言葉の囲い込み漁
「俺のことすき?」
私はこの類の会話が苦手だ。というのもこの質問の答えは「うん、すきだよ」の1つしかないからだ。「そんなにすきじゃない」「普通」「嫌い」なんて思っていたとして返せる人間がいるんだろうか。少なくとも私は返せない側の人間だ。
こうした同調を求めるような、もう答えが1つしかないような話し方を、私は「言葉の囲い込み漁」と言っている。
例としてわかりやすいから恋人間での話を出したが、恋人間だけじゃなくても家族や友達、会社でも言葉の囲い込み漁によく遭遇する。「これすごく美味しいよね?」「この考え方はありえないよね?」など。
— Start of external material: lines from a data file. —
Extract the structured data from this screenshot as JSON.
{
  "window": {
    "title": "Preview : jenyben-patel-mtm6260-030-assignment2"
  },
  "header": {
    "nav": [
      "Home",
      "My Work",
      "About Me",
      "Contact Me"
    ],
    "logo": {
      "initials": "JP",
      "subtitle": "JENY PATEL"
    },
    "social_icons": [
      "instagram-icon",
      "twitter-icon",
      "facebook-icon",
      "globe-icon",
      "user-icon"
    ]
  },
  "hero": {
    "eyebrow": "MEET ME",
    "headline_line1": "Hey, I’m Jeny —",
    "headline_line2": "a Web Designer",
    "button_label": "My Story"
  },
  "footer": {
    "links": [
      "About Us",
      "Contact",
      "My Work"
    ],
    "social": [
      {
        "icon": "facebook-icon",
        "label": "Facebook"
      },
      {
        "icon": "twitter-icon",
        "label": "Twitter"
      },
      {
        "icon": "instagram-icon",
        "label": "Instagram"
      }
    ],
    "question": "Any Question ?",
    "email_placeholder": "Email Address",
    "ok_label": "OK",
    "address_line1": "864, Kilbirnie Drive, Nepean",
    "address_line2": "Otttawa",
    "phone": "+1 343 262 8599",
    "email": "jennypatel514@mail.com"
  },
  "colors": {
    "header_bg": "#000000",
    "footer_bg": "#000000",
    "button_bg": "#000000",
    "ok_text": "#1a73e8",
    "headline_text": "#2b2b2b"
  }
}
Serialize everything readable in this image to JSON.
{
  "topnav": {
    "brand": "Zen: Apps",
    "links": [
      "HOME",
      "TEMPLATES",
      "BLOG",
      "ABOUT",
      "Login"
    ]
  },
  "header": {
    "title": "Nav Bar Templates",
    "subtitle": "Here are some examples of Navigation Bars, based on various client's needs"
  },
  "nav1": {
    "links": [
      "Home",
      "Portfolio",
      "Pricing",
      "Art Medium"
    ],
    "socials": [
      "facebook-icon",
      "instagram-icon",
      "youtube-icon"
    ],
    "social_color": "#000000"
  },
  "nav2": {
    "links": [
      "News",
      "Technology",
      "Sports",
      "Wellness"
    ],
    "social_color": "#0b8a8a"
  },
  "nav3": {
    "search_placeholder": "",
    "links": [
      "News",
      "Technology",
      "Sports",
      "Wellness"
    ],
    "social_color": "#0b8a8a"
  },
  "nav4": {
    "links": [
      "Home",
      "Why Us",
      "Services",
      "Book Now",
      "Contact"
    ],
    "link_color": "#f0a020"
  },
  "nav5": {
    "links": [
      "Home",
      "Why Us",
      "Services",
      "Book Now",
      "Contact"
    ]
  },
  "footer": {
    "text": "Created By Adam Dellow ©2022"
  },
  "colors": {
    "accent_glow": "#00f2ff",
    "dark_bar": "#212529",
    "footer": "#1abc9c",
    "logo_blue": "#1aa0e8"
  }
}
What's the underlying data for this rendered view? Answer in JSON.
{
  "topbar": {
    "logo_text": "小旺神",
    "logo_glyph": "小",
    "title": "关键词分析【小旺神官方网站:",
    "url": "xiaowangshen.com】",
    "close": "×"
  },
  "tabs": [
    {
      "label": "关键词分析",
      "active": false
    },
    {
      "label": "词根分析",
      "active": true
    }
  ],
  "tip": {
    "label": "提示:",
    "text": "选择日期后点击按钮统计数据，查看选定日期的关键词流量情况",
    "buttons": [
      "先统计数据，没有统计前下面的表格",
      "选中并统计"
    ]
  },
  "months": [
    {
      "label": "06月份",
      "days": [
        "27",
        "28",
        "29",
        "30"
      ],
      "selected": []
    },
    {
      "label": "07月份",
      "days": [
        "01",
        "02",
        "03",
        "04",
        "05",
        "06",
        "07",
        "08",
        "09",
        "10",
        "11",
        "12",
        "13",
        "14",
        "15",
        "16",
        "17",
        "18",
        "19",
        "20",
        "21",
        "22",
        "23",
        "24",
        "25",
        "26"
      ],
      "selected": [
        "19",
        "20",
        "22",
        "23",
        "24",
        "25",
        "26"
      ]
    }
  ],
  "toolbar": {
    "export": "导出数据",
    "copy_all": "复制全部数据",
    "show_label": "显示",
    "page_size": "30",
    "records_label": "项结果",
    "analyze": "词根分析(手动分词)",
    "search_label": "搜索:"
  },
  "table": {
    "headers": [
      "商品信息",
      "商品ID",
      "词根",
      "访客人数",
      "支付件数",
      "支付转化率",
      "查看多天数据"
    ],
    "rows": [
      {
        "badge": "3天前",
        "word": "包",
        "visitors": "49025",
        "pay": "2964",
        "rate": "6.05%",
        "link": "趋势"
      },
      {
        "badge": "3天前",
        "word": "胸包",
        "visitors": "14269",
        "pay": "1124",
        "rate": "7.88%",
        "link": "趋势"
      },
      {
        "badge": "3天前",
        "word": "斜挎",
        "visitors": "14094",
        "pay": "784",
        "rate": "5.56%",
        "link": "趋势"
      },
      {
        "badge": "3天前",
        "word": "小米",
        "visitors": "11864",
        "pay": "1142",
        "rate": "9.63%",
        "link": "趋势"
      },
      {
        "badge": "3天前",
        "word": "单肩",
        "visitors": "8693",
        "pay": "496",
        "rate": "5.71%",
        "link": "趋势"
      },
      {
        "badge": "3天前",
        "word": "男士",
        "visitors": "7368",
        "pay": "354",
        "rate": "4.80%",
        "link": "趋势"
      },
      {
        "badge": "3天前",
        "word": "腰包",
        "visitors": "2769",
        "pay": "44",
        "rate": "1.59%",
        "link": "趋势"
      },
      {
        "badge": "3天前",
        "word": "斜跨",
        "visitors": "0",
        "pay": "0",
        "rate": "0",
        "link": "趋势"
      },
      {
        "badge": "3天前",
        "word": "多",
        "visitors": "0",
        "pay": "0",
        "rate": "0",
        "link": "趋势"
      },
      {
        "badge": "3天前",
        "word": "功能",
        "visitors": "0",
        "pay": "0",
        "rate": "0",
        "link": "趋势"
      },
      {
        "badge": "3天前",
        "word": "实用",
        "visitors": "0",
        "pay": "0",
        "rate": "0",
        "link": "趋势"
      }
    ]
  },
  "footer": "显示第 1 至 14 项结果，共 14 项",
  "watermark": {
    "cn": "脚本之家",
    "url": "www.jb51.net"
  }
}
とはいえ最初の例にだした恋人間での話だが、私は恋人のことが嫌いなわけではない、むしろ好きだ。それでもこうした話し方が苦手なのだ。
それはそこに私の気持ちを無視して、答え方を制限されているという意識が強くはたらくからだろう。たとえ自分が同じ考えを持っていても、私をコントロールしようという動きが心をぎゅうぎゅう締めつける。
ああ、なんてめんどくさい、ひねくれた人間なんだろう。心持ちを改めることも難しいので、苦しさを抱えながらも今日も同調する。